DEFRA it appears may be taking a slightly softer position compared to that of the Vehicle & Operators Service Agency (VOSA).
VOSA has recently declared that anybody operating a horsebox, that has received a financial reward at an equestrian event,
could be liable to prosecution if they do not hold a valid operators licence.
Carolyn January 18, 2010 at 10:28 am
Horsebox owners have been warned by the Vehicle & Operator Services Agency (VOSA), that that they risk having their horsebox impounded and may receive a fine or prosecution.
As bizarre as it sounds, if you own a horsebox over 3.5 tonnes and you happen to be successful at any equestrian event where you may collect prize money as part of your spoils, then you must have a Licence to Operate, regardless of how much your winnings are for.
The principle behind the warning is that any financial gains (your winnings) may be considered by VOSA as “hire and reward”. In which case, this requires you to have a special Operators Licence. If you are not in possession of an Operators Licence, you could face prosecution, in the worst case scenario.
In addition, if you were to offer a friend and their horse a lift in your horsebox, or simply help move a horse and receive “petrol money”, you may also need to have a Licence to Operate. This is because, VOSA may perceive this to be a “hire” transaction.
VOSA has warned the horsebox owners across the UK that it will bring a case against anyone considered to be breaking these laws. Having said that, it will be for the courts to determine if you have acted in a way that requires a Licence to Operate.
Jacquie January 26, 2010 at 10:32 am
some sense at last!
In line with the scrutiny under which these rules will be received, the ILPH is said to be disappointed that one of the main concerns, the maximum time period of a single journey, has not been addressed by the new horse transport rules. As with most legislation, these new guidelines appear to have a significant area of confusion.
Although DEFRA has stated that weekend competitors and drivers doing a friend a good deed for fuel money will not be targeted, there appeared to be no clear cut directive for the amateur competition yards or amateur breeders. DEFRA has stated that the way forward is to work on a case-by-case basis. Not exactly clear cut!
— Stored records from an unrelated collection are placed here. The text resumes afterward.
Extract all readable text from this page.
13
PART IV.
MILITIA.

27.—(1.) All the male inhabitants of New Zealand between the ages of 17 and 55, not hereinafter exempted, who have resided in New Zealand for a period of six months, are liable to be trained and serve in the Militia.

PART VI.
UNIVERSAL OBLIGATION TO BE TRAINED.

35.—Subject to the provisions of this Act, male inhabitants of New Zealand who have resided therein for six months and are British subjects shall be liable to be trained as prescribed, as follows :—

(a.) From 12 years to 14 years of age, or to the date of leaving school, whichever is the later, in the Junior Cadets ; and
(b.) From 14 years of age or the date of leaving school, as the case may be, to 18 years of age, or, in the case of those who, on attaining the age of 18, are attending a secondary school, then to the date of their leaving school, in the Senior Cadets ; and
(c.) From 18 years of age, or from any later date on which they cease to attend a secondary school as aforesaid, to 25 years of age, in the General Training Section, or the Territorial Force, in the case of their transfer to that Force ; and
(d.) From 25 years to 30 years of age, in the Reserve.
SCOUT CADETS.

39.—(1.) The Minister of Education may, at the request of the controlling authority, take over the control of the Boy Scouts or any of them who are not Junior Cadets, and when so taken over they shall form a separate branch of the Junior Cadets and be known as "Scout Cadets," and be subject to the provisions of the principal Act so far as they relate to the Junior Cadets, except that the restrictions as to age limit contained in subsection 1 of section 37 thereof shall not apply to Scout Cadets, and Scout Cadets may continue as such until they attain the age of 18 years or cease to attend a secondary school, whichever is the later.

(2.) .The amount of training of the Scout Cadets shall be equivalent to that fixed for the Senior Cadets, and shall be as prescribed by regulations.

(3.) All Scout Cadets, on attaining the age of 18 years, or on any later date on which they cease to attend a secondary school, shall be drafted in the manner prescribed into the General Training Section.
Kat February 16, 2010 at 02:33 pm
There is similar legislation in Spain where a license is required to move horses. However, the legislation introduced by the Spanish Government some years ago is very clear and straight forward, if a little draconian.
Spanish law states that for anyone to move a horse you must apply for a horse transportation licence. This applies to commercial operators as well as private individuals. Failure to obtain this licence could result in the horsebox, horse trailer, towing vehicle, horse and tack being impounded plus a huge fine and possible imprisonment.
If you are moving a horse permanently then the horse must be registered at the local veterinary office, normally in the town hall. Known as the Green Card, this document must be produced when requested by the police, veterinary services, council official or a potential buyer.